O município procurou atender a três vertentes essências. "O facto de
sermos um concelho agrícola e maior parte das pessoas de gerações mais
avançadas terem tido, com alguma regularidade, contacto com o campo
foi um dos motivos pelos quais quisemos permitir o regresso das
pessoas à terra e à agricultura. Por outro lado, o facto de as hortas
serem um complemento aos orçamentos familiares que, ao final do ano,
pode representar uma poupança de centenas de euros acabando por
consumirem alimentos de qualidade superior. Por fim, uma componente de
interação social. Há gente passa o dia inteiro nas hortas, o que para
49m2 parece um abuso, mas estão ali sobretudo pelo convívio",
esclarece Pedro Ribeiro.
Havia pouca convicção no bom resultado deste projeto devido ao facto
de o terreno, ao fundo da Avenida da Liberdade, ter sido durante anos
um depósito de lixos, ser um terreno árido e com eucaliptos que sugam
a água e os nutrientes da terra. Depois de um trabalho de
aproveitamento, que incluiu a desarborização, regularização e
abastecimento de água, nasceram as Bio Hortas e preparam-se agora para
aumentar o espaço de cultivo.
Numa segunda fase do projeto, está a ser pensada a expansão para mais
do dobro dos talhões, ainda sem aprovação nem previsão de datas. A
próxima melhoria efetiva será a colocação de uma casa de banho, um
pequeno telheiro para servir de espaço de refeições e, possivelmente,
um pequeno grelhador.

Jovens querem cultivar a terra
A maior surpresa foi o interesse dos jovens nesta experiência
agrícola. No concelho de Almeirim 58% dos horticultores têm menos de
45 anos e apenas 13, dos 60 inscritos, se encontram reformados ou
desempregados. Os jovens casais que aderiram a esta iniciativa trazem
os seus filhos para cultivar os alimentos que depois consomem em suas
casas.
"É muito interessante ver aqui crianças de três ou quatro anos, e
sentir que estas gerações se estão a aproximar da terra. Alguns pais
dizem que os filhos preferem vir para a horta do que ir para o ATL",
explica Vera Nunes, uma jovem engenheira do ambiente que faz o
acompanhamento das bio hortas.
"Há um convívio enorme e principalmente entre pessoas com mais idade,
que se dispõem a ajudar, e os jovens, que estão recetivos, havendo uma
partilha muito grande de experiências", o que leva a engenheira a
acreditar que a interação e diferença de idades entre os horticultores
são os motivos para o sucesso da iniciativa.

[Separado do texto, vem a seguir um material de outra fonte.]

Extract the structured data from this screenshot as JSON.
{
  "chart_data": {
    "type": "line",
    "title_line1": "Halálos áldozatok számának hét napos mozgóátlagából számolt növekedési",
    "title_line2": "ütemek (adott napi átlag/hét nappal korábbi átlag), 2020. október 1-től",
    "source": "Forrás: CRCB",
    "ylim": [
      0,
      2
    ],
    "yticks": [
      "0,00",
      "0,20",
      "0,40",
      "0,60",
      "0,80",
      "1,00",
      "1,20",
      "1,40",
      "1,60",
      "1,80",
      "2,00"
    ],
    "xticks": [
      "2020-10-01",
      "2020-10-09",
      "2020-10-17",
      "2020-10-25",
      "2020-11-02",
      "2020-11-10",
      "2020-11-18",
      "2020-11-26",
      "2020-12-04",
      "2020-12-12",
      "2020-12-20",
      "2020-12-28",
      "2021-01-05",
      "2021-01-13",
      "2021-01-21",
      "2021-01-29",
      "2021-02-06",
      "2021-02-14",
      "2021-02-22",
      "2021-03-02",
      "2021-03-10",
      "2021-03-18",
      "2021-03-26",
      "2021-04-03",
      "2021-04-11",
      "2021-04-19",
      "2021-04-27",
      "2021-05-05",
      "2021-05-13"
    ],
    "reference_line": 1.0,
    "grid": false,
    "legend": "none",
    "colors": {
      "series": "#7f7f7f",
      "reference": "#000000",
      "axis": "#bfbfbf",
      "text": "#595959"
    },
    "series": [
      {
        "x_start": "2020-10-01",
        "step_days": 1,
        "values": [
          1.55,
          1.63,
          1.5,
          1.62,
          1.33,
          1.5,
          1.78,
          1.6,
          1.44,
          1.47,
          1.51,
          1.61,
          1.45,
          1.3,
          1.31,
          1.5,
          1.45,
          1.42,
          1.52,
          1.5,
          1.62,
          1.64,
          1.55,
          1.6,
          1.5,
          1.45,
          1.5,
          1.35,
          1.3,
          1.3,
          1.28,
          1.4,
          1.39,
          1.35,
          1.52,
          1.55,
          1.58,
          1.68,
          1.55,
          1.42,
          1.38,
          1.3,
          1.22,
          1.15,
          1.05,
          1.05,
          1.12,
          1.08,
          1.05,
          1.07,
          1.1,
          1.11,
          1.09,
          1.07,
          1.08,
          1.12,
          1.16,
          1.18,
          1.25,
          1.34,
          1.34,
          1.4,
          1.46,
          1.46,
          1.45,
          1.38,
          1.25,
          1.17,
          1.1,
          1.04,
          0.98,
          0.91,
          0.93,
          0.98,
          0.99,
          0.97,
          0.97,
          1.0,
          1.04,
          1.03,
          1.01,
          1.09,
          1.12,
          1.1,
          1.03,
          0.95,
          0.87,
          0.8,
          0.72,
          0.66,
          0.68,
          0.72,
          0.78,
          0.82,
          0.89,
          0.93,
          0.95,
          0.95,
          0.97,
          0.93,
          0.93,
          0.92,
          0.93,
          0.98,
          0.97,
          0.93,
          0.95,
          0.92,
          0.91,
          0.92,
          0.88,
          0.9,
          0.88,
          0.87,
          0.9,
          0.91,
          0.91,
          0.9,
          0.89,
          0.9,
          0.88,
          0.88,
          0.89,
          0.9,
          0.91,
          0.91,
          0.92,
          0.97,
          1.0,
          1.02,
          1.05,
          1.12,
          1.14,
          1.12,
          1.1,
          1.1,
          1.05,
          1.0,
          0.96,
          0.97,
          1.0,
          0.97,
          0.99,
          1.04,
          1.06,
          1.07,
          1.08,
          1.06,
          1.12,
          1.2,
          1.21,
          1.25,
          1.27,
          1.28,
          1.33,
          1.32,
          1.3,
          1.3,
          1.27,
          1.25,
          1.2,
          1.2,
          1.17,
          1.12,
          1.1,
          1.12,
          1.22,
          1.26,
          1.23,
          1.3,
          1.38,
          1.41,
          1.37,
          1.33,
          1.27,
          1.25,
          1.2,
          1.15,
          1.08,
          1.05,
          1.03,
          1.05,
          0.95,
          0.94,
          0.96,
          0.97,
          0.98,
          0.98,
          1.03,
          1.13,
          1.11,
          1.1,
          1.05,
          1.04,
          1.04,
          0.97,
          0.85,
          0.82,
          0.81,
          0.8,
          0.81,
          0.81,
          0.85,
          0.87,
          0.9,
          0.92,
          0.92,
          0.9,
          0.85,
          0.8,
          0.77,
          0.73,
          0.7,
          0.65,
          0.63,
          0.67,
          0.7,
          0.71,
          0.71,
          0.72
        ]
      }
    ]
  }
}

As normas neste espaço são simples e a regra-chave é a não utilização
de qualquer tipo de produtos químicos nas colheitas, algo que vai
totalmente contra as práticas biológicas. Para além disso, preza-se a
manutenção e preservação do local e o máximo respeito pelos espaços
alheios e comuns. A revitalização do terreno foi possível devido ao
empenho de todos, a ajuda dos conhecimentos de adubagem e agricultura
biológica, o envolvimento e disponibilidade dos especialistas que têm
acompanhado todas as fases do processo.